What EFF needs right now is sign-ons to an open letter, from the engineers who helped build the Internet in the first place. The text of our letter is below. If you agree with it and would like to sign, please send me an email [DELETED], with your name and a one-line summary of what part of the Internet you helped to design, implement, or debug.

This is URGENT. I need your sign-ons by 4:00pm, US Eastern time (1pm Pacific), tomorrow. Unfortunately, the civil liberties community has been ambushed by this bill.


Open letter from Internet engineers to members of the Senate Judiciary Committee:

We, the undersigned, have played various parts in building a network called the Internet. We wrote and debugged the software; we defined the standards and protocols that talk over that network. Many of us invented parts of it. We’re just a little proud of the social and
economic benefits that our project, the Internet, has brought with it.
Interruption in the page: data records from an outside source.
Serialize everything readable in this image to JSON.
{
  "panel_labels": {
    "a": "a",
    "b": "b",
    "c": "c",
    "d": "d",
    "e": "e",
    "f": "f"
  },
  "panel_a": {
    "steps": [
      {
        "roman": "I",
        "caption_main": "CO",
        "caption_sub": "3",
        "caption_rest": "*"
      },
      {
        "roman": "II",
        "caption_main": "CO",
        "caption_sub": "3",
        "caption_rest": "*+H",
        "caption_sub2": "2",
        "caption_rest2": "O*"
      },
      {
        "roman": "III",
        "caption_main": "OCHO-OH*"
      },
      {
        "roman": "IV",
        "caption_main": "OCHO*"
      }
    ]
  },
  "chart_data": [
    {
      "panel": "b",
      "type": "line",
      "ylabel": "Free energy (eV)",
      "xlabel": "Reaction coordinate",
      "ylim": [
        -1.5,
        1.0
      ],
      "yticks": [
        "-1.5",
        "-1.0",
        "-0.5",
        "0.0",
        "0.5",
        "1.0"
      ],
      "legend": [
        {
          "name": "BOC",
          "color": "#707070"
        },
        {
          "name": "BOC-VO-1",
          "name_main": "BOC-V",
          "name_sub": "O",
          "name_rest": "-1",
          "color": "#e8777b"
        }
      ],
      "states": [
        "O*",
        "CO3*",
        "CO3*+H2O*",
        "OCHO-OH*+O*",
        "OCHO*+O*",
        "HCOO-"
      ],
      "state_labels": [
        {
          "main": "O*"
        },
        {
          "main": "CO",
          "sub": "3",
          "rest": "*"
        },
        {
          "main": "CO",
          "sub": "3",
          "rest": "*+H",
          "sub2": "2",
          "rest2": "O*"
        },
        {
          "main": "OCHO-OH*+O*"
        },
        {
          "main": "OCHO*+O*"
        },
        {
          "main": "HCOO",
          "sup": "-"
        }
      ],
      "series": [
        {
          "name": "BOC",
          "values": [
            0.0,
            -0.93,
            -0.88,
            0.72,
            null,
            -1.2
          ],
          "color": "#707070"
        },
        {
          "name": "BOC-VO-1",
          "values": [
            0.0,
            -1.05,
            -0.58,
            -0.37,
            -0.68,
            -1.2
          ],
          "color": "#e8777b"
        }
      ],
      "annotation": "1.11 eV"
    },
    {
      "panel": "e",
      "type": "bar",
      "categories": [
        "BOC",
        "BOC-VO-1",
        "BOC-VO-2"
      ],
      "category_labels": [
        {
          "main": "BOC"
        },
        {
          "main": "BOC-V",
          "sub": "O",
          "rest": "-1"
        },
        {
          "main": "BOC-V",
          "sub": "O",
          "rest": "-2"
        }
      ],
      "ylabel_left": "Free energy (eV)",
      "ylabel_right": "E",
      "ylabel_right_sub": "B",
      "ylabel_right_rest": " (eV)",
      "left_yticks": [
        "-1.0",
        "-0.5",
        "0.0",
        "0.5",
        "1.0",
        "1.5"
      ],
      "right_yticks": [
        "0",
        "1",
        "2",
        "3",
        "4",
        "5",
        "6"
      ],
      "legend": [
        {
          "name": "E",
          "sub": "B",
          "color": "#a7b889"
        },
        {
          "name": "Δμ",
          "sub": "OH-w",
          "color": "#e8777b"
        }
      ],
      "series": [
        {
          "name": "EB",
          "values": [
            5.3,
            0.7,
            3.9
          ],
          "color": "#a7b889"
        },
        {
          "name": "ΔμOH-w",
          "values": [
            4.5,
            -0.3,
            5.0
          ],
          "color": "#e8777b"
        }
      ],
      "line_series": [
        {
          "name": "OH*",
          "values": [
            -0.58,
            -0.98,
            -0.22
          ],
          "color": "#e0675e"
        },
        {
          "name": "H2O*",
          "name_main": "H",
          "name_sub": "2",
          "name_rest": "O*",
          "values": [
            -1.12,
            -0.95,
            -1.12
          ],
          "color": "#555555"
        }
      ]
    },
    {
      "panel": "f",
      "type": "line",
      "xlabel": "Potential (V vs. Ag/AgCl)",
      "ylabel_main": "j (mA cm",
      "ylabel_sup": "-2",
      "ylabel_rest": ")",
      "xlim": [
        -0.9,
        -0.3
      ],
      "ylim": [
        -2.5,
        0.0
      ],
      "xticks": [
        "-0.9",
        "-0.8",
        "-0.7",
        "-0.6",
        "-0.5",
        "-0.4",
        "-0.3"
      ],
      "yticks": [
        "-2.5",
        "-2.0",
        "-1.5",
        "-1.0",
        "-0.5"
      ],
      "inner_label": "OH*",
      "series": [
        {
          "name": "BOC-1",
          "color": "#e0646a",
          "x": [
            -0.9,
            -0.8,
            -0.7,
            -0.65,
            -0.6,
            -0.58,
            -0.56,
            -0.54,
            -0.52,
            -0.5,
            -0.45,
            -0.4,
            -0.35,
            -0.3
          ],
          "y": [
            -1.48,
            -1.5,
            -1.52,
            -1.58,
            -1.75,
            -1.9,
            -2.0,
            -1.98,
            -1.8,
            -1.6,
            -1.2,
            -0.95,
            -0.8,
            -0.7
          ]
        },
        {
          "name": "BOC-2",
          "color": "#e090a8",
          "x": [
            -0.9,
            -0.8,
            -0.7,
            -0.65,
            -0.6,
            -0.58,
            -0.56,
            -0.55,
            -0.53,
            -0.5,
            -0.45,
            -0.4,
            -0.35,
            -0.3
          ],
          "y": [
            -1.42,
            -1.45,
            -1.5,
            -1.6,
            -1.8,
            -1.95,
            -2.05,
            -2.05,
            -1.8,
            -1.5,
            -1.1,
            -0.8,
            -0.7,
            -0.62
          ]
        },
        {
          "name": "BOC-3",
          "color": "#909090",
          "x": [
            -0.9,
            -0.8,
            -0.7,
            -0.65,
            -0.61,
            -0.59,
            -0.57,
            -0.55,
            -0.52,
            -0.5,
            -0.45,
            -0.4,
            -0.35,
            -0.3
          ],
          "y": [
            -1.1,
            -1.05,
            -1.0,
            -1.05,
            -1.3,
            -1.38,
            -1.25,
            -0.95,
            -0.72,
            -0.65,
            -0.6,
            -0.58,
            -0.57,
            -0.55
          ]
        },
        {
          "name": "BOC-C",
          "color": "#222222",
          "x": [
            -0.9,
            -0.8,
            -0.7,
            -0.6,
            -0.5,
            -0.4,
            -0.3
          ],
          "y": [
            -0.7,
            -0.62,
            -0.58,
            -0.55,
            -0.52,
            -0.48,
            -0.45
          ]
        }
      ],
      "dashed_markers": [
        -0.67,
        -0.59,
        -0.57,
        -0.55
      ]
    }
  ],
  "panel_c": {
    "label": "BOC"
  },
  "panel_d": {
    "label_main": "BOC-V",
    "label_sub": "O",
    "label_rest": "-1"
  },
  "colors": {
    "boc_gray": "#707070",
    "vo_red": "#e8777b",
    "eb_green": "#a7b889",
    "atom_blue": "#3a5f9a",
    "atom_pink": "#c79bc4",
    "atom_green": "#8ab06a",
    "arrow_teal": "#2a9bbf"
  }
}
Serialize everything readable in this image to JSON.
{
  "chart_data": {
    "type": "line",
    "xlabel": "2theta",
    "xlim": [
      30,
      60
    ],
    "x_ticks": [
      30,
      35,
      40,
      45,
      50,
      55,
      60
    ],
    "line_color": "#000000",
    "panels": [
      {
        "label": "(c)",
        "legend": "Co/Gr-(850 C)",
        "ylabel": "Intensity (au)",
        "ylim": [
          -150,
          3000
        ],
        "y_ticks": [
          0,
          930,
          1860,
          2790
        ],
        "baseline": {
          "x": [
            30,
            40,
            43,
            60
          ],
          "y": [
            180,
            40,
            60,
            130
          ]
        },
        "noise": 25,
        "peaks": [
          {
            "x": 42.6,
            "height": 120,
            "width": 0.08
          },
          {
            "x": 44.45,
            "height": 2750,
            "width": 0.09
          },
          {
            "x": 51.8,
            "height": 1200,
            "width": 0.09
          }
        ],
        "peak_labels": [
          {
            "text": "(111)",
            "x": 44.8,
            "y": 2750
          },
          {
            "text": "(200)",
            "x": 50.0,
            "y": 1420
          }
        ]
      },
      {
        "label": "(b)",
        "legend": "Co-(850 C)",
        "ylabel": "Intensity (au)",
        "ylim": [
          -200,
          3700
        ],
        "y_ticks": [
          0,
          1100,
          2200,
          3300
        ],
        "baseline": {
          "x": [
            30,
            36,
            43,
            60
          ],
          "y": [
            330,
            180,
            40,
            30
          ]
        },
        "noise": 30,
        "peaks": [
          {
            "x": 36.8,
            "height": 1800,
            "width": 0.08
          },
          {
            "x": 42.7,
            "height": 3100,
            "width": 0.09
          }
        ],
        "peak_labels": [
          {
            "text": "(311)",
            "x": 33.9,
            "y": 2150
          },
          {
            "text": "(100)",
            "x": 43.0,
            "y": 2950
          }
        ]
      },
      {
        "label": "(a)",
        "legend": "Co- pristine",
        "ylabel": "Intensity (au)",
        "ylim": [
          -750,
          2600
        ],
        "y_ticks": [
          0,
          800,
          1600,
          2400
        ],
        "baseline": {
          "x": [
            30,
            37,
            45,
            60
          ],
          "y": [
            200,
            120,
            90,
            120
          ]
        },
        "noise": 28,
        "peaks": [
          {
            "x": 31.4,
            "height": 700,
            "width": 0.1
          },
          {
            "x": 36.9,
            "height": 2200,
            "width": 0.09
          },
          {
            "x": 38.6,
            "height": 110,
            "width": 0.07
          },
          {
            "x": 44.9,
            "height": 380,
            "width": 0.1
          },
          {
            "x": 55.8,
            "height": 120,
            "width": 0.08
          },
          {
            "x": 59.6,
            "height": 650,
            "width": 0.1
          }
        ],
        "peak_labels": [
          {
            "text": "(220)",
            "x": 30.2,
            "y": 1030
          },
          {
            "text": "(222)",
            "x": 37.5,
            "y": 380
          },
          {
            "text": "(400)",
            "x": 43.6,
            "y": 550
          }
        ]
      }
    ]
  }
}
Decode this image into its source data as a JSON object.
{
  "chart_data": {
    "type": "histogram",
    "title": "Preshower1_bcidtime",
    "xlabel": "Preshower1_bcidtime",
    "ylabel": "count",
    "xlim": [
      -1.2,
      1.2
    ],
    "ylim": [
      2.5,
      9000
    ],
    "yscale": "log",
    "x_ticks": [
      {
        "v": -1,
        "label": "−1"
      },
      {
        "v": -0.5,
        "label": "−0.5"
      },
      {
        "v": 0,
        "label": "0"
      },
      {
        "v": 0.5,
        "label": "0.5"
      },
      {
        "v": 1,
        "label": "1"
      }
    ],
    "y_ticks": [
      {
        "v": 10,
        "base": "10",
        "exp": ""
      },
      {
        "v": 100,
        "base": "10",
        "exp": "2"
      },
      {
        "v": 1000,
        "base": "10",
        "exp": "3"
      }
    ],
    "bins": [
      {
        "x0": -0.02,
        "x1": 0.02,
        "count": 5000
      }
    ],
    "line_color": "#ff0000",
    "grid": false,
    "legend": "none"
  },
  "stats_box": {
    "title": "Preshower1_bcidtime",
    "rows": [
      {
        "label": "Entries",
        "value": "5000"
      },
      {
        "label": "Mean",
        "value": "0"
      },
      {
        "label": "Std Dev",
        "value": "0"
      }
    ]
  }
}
We are writing to oppose the Committee’s proposed new Internet censorship and copyright bill. If enacted, this legislation will risk fragmenting the Internet’s global domain name system (DNS), create an environment of tremendous fear and uncertainty for technological innovation, and seriously harm the credibility of the United States in its role as a steward of key Internet infrastructure. In exchange for this, the bill will introduce censorship that will simultaneously be
circumvented by deliberate infringers while hampering innocent parties’ ability to communicate.

All censorship schemes impact speech beyond the category they were intended to restrict, but this bill will be particularly egregious in that regard because it causes entire domains to vanish from the Web, not just infringing pages or files. Worse, an incredible range of useful, law-abiding sites can be blacklisted under this bill. These problems will be enough to ensure that alternative name-lookup infrastructures will come into widespread use, outside the control of US service providers but asily used by American citizens.

Errors and divergences will appear between these new services and the current global DNS, and contradictory addresses will confuse browsers and frustrate the people using them. These problems will be widespread and will affect sites other than those blacklisted by the American government.

The US government has regularly claimed that it supports a free and open Internet, both domestically and abroad. We can’t have a free and open Internet without a global domain name system that sits above the political concerns and objectives of any one government or industry.
To date, the leading role the US has played in this infrastructure has been fairly uncontroversial because America is seen as a trustworthy arbiter and a neutral bastion of free expression. If the US suddenly begins to use its central position in the DNS for censorship that advances its political and economic agenda, the consequences will be far-reaching and destructive.

Senators, we believe the Internet is too important and too valuable to be endangered in this way, and implore you to put this bill aside.

Copyright, thy name is Satan!

[Actually, the letter didn’t have that last bit, I was just checking to see if you got to the end.]

(For those who do not recognize the name, Michael Geist is aka “he who shall not be named,” according to a prominent Canadian artist), or alternatively “the wonderful Michael Geist” according to Lester Lawrence “Ace” Lessig III, author of “The Starving Artist Canard” among other works. Mr. Wonderful is advisor to the U.S.-backed Samuelson-Glushko Canadian Internet Policy and Public Interest Clinic and the paid consultant to Industry Canada. SG-CIPPIC‘s external advisory board includes Lessig the American, the American EFF legal director, the American director of the American EPIC, and the American Pamela Samuelson, who is also a board member of the American EPIC and the American EFF—in short, 100% Yanks. So this Canadian affiliate of the Samuelson-Glushko system is to IP in Canada kind of what Alcoa of Canada is to Canadian industry.)